(Pocket-lint) - Sony's 360 Reality Audio is a high-resolution music platform that aims to make the music you listen to more immersive and realistic.
It's designed to make the music sound like it's coming from lots of different directions, not just left and right.
Here is everything you need to know about Sony's 360 Reality Audio.
How does Sony's 360 Reality Audio work?
Sony's 360 Reality Audio uses something called object-based audio which means that when the sound that's being recorded is encoded, it saves extra data, called metadata which describes the placement of the microphone in a 3D sound field.
In other words, the microphone recording the violins has data attached saying it's at the front left of the recording studio while the microphone covering the trombones notes that it's towards the back, on the right. Oh, and if the trombones are on a higher platform than the violins, that extra height is encoded in the position, too.
This extra data means that when you're listening to the music, it should sound more like the way the music was originally recorded, with a greater sense of reality – as suggested by Sony's name for this system.
It doesn't just apply to music – a gunshot in the background of a music track could be an object and given its own place in the sound field.
How can I listen to Sony 360 Reality Audio?
Tracks that are mastered, or remastered, to play this format will be streamed on regular services like Tidal and Deezer. It's also available via nugs.net, a service that specialises in recording concerts live – which could be an especially cool thing to listen to on this format. In all cases, you'll need a paid-for subscription to hear the right tracks.
Amazon Music HD also has Sony 360 Reality Audio tracks, though at first, these will only be for playback through its speakers, not other hardware – of which more later.
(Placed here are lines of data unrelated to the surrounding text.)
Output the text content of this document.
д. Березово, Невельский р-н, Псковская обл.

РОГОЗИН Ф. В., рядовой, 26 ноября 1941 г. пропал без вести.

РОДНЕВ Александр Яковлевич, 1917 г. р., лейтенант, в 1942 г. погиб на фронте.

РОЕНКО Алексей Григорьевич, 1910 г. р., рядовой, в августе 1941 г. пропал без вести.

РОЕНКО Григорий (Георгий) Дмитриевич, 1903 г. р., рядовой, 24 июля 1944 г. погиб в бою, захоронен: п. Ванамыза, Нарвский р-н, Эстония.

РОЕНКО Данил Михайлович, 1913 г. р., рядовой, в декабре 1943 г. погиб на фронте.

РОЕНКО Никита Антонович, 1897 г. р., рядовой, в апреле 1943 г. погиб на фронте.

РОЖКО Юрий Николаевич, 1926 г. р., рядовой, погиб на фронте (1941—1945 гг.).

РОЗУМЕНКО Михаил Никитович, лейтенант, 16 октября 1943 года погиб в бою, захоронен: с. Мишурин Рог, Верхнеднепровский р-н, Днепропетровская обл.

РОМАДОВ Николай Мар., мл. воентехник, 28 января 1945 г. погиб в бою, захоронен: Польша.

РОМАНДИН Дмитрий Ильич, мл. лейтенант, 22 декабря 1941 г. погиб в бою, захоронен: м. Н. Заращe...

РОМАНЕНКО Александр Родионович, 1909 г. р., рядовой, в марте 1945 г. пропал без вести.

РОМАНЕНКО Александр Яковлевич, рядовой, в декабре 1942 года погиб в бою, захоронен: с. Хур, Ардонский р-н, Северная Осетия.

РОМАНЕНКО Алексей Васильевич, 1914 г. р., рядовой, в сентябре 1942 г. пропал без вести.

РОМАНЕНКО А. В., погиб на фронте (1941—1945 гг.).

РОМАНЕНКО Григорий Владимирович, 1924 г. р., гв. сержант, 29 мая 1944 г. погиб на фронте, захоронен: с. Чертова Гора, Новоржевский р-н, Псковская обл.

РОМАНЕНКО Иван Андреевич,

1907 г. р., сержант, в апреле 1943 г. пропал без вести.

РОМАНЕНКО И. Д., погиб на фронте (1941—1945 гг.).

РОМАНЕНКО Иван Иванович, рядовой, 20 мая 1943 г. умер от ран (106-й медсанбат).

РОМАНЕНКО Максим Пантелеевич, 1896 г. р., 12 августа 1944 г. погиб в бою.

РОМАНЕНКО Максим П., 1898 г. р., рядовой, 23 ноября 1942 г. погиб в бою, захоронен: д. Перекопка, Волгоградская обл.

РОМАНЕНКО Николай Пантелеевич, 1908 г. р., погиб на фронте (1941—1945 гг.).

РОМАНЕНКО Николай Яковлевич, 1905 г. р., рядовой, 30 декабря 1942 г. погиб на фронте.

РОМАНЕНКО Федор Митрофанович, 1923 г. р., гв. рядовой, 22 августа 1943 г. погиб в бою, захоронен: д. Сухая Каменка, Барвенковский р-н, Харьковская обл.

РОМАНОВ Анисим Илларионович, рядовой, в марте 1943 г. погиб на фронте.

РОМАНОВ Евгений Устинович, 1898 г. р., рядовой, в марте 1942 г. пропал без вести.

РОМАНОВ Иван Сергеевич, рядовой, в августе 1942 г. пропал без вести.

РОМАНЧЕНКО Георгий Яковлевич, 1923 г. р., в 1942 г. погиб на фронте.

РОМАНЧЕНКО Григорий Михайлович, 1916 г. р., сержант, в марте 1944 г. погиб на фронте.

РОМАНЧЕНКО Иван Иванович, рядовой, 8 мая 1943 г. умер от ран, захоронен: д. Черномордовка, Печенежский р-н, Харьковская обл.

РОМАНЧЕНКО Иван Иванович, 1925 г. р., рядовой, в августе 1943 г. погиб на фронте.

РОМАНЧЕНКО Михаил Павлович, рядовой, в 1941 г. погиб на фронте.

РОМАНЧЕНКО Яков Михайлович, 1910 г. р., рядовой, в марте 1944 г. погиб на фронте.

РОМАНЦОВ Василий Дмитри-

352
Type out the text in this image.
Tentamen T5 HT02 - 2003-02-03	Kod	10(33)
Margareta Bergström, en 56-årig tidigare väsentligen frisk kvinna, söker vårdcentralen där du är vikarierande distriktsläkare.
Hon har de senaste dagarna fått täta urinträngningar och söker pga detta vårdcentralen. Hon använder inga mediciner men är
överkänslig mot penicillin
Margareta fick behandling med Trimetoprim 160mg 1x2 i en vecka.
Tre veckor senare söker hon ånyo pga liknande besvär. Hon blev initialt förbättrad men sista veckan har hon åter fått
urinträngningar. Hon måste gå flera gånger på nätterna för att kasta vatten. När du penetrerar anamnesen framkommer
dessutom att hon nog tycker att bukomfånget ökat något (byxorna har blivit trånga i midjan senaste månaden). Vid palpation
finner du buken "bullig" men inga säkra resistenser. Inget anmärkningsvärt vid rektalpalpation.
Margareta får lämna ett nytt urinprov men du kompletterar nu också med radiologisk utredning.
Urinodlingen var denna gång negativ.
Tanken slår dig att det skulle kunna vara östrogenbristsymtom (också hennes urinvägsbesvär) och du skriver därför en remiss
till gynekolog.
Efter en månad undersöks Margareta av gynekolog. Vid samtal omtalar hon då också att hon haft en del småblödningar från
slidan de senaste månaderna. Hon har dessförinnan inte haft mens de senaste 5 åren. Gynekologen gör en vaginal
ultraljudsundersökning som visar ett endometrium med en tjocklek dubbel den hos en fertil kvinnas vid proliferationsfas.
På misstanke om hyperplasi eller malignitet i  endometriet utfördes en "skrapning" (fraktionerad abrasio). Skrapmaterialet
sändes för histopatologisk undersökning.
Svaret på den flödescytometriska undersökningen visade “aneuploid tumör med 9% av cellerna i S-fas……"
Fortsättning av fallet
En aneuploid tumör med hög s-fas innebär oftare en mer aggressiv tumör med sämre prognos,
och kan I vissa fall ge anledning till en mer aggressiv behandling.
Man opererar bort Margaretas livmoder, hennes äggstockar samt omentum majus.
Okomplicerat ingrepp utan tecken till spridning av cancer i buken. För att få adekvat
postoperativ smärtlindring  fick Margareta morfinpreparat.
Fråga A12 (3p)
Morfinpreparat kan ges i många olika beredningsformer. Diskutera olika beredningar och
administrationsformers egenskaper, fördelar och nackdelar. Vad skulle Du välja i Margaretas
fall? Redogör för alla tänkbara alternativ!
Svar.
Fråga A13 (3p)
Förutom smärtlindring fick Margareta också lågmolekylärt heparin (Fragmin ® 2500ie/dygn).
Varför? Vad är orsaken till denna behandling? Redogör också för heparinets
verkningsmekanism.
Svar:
Napster will also carry 360 Reality Audio tracks, though we currently have no idea of when this will be.
Do I need new hardware?
Perhaps the best thing about Sony 360 Reality Audio is you don't need to buy any new kit unless you want to listen through speakers. That's because Sony says its platform will work with any headphones. Any.
Sure, you'll get better results with better cans but the magic is done in the encoding, not the headphones.
Sony points out that if you are listening via some of its own headphones you can get an enhanced result. That's through its free Sony Headphones Connect app which personalises the audio to your particular sense of hearing. The app is downloadable on iOS and Android.
It works by taking a photograph of your ear on your smartphone (tip: get someone to help you so you get the position of your ear in the photo just right) and working out from that exactly how you hear. It then optimises the playback for your personal hearing.
What speakers are compatible?
If you want to play music in Sony 360 Reality Audio through a speaker then you need one with the right chip embedded in it. The first to be released was the Amazon Echo Studio, a one-unit smart speaker, but Sony has continued to partner with other brands to create certified playback devices. So far, there's the Sennheiser AMBEO Soundbar and a beastly AV processor from McIntosh, the MX123.
Sony has, of course, released a range of compatible speakers. The range includes the SRS-RA5000 and RA3000 wireless speakers, as well as the HT-A7000 and HT-A5000 soundbars and the HT-A9 surround system.
What tracks are available?
At launch, Sony had 1,000 songs in the new format, and the library continues to grow. These include artists such as Mark Ronson and Pharell Williams plus classic tracks from the likes of Billy Joel and Bob Dylan.
How much does it cost?
You'll need a high fidelity subscription to one of the supported services below, other than that, it doesn't cost you a thing to listen on headphones.
- Tidal - HiFi £19.99 per month
- Deezer - Premium £11.99 per month
- Nugs.net - HiFi $24.99 per month
- Amazon Music HD - £7.99 per month for Prime members / £9.99 for standard users
Is Sony the only system to use object-based audio?
No, there are others already in place, the most well-known of which is Dolby Atmos. The Dolby Atmos Music service is a rival music platform which also aims to offer a realistic surround sound experience. The two formats are not compatible so studio engineers will be kept busy as more tracks are remastered for the new platforms.